本文档深入分析了ClickHouse表readonly或zk元数据lost的问题,并提出了相应的解决方案。通过对问题的深入研究和实践经验的总结,我们总结了一些有效的方法来处理这些问题,以确保ClickHouse表的正常运行和数据的安全性
ClickHouse是一款高性能的分布式列式数据库,在处理大量数据时具有出色的性能。然而,在实际使用过程中,我们可能会遇到ClickHouse表readonly或zk元数据lost的问题,这会影响到数据库的正常操作和数据的一致性。因此,理解并解决这些问题对于确保ClickHouse系统的稳定性和可靠性至关重要。
Clickhouse 22.x 表readonly处理方法:
clickHouse 版本需要大于 21.7
#readonly时请手动删除zk或ck-keeper元数据再执行(只读表多可以直接删除data/app/clickhouse/coordination)
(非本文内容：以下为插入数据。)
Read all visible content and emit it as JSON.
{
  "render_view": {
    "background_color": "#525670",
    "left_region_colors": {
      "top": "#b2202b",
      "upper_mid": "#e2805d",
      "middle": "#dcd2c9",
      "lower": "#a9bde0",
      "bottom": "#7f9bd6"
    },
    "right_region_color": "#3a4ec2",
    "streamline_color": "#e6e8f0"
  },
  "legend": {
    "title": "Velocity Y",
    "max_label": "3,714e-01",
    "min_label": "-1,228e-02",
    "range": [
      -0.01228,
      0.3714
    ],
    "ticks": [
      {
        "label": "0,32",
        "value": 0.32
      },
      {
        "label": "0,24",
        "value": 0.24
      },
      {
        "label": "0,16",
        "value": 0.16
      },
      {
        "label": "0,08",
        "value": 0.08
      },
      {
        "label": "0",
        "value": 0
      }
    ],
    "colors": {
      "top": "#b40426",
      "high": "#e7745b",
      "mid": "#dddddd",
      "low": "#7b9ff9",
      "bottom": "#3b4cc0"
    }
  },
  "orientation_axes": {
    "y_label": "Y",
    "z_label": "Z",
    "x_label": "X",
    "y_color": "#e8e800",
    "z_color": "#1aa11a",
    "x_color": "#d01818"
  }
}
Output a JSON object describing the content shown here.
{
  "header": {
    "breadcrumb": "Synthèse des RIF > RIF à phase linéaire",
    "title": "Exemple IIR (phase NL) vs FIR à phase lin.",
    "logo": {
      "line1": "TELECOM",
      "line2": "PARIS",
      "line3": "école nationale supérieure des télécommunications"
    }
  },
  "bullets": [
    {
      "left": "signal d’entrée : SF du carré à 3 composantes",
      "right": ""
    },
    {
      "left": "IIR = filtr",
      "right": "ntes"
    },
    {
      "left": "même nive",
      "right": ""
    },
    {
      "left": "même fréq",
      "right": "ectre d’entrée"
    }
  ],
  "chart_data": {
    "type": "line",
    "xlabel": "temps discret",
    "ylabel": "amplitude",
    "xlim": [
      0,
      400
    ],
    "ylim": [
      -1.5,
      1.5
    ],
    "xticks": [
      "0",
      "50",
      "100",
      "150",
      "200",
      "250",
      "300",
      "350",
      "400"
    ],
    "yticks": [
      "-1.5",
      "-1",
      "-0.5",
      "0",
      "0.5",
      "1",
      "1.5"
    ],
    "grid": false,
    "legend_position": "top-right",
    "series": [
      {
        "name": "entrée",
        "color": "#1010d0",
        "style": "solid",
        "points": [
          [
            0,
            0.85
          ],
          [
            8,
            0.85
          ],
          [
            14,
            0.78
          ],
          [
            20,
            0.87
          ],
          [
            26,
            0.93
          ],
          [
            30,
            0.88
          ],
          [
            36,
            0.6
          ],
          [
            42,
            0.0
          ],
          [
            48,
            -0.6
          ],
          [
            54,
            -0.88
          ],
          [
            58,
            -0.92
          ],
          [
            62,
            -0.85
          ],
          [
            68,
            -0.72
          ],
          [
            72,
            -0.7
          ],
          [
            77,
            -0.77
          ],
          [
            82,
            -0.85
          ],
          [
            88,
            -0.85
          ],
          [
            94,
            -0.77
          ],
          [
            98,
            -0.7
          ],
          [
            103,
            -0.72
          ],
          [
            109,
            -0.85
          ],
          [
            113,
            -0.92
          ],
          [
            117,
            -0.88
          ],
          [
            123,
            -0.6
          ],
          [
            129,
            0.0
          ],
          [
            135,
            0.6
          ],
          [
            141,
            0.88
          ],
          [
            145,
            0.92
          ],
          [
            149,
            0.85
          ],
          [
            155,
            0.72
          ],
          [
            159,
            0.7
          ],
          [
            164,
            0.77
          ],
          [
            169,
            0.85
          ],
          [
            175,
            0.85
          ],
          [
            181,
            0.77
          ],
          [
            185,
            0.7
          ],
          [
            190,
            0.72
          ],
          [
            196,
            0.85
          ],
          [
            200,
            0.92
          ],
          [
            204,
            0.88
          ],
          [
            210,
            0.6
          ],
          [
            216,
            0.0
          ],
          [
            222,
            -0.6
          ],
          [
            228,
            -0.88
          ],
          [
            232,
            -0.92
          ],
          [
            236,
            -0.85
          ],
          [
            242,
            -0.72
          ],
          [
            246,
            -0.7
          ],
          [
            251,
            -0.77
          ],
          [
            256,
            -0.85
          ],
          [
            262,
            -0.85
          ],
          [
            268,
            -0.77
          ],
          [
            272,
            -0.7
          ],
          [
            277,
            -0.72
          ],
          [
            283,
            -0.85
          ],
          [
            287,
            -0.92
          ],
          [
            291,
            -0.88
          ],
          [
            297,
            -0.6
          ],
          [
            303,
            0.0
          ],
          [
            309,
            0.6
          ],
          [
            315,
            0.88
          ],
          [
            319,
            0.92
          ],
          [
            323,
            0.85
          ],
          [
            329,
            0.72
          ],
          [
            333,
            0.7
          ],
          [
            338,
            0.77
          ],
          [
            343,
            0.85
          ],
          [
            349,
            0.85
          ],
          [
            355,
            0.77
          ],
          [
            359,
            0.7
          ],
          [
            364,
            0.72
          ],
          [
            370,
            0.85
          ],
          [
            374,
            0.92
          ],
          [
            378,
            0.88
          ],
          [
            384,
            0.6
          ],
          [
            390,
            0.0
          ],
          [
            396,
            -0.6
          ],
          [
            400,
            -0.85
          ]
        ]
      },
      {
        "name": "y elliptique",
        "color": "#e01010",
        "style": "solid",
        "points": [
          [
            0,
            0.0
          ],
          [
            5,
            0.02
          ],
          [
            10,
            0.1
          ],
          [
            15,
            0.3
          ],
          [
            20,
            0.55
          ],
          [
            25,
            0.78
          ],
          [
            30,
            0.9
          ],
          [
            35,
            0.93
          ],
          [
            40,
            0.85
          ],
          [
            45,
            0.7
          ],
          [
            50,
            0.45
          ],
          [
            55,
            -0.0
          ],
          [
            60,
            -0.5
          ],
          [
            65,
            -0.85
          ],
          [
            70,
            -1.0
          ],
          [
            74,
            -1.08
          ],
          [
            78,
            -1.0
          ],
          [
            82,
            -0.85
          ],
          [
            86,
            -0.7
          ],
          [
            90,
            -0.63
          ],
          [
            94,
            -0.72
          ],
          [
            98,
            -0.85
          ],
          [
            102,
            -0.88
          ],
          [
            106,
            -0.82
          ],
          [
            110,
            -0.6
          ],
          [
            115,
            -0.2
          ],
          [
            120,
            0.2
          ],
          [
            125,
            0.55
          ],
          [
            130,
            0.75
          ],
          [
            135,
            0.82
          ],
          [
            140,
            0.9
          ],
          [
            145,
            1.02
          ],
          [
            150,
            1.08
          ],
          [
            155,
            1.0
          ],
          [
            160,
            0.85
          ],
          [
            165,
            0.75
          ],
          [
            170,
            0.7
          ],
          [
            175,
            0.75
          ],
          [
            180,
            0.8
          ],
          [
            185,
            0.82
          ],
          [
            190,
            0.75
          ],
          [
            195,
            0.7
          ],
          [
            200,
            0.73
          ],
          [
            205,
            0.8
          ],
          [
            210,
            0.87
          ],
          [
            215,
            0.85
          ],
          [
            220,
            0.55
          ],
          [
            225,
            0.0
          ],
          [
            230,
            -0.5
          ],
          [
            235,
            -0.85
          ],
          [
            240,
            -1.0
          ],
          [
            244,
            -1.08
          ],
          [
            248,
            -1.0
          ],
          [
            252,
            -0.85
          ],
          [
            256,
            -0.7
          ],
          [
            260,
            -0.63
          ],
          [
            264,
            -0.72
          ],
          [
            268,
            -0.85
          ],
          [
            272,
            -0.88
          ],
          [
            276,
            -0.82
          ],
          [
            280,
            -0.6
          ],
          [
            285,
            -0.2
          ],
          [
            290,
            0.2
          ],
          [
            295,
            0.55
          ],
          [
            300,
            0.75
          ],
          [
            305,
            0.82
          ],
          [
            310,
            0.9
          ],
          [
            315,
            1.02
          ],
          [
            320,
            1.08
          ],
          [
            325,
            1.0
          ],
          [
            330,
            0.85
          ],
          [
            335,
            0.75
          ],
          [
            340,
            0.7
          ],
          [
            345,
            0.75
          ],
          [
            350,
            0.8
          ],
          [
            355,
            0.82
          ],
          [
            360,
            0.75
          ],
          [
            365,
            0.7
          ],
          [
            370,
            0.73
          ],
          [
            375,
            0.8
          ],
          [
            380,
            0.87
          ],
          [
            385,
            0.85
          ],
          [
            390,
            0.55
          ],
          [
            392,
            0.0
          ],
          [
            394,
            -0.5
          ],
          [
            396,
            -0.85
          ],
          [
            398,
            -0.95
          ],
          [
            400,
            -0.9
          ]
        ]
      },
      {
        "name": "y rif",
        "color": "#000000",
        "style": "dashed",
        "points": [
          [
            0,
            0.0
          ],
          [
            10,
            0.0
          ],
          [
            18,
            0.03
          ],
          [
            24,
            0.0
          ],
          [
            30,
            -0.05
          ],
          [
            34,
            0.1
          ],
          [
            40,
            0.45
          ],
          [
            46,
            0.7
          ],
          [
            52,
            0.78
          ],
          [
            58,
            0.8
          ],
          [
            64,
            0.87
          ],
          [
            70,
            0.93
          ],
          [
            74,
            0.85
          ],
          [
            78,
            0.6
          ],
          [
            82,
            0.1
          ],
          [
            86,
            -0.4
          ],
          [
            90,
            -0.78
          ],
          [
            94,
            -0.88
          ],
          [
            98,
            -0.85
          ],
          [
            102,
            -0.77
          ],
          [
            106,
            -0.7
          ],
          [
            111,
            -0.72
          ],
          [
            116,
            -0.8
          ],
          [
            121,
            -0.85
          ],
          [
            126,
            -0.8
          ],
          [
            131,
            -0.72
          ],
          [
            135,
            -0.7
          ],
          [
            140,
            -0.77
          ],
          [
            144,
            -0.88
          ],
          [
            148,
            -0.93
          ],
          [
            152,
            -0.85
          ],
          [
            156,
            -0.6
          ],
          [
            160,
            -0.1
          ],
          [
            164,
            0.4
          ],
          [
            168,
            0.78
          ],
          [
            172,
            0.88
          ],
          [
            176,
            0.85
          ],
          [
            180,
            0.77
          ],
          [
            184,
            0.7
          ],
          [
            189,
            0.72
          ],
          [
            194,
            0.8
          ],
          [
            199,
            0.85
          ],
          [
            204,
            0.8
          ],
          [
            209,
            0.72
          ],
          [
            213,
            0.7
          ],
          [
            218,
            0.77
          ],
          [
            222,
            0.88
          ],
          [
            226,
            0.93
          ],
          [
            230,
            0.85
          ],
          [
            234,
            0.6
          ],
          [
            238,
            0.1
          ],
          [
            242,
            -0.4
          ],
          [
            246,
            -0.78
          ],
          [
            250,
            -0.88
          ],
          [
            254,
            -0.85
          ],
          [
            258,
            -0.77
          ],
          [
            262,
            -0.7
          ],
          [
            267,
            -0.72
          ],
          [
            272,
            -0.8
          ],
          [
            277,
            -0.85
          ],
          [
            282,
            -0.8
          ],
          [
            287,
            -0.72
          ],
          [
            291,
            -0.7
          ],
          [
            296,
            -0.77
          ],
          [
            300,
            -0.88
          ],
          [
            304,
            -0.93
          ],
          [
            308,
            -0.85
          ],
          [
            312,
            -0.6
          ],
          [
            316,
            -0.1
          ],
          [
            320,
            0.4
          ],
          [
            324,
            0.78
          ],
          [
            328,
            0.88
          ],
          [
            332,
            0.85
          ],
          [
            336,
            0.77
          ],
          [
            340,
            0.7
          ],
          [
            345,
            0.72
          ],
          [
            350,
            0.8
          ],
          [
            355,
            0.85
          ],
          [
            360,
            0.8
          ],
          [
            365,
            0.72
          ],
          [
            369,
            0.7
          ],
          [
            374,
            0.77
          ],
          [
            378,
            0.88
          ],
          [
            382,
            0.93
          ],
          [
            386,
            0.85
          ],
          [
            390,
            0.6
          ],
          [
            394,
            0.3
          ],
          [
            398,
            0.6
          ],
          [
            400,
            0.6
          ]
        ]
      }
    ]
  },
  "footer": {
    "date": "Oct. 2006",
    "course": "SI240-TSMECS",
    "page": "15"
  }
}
老本请参考https://kb.altinity.com/altinity-kb-setup-and-maintenance/altinity-kb-zookeeper/altinity-kb-recovering-from-complete-metadata-loss-in-zookeeper/
#!/bin/bash
# clickhouse机器的IP和端口
hosts=("192.168.0.110" "192.168.0.111" "192.168.0.112")
ports=("18101")
for host in ${hosts[@]}; do
for port in ${ports[@]}; do
query_result=$(clickhouse-client -u default --password 123456 --port $port -h $host --query "select database,table from system.replicas where is_readonly;")
# 该节点没有readonly状态的表,直接跳过
if [ -z "$query_result" ]; then
echo "$host:$port not have readonly table,skip"
continue
fi
# 将结果按行分割,并遍历每一行
while IFS= read -r line; do
# 分割行中的字段获取到数据库名和表名,并保存到变量中
database=$(echo $line | cut -d ' ' -f 1)
table=$(echo $line | cut -d ' ' -f 2)
# 拼接新的SQL语句数组
new_sql=( "SYSTEM RESTART REPLICA $database.$table;" "SYSTEM RESTORE REPLICA $database.$table;")
# 循环执行新的SQL语句并输出结果
for sql in "${new_sql[@]}"; do
# 执行新的SQL语句并输出结果
echo "Results for $database.$table:"
clickhouse-client -u default --password 123456 --port $port -h $host --query "$sql"
echo ""
done
done <<< "$query_result"
done
done
Clickhouse 20.x批量脚本:
#ck 工作目录
CLICKHOUSE_WORKING_FOLDER=/data/app/clickhouse
#ck 数据目录
CLICKHOUSE_DATA_FOLDER=/data/appData/clickhouse
# should be same disk as CLICKHOUSE_WORKING_FOLDER! (otherwise we can't use hardlinks)
#ckrecovery 数据目录
CLICKHOUSE_TOOLSET_FOLDER=/data/clickhouse-zookeeper-recovery-master
#ck ck用户
CLICKHOUSE_WORKING_USER=commonuser
#ck ck用户
BACKUP_FOLDER="${CLICKHOUSE_TOOLSET_FOLDER}/backup2024-01-02"
#ck ck脚本目录
# if you need some adjustments - like username/password/port/listened host or some parameter - adjust it here.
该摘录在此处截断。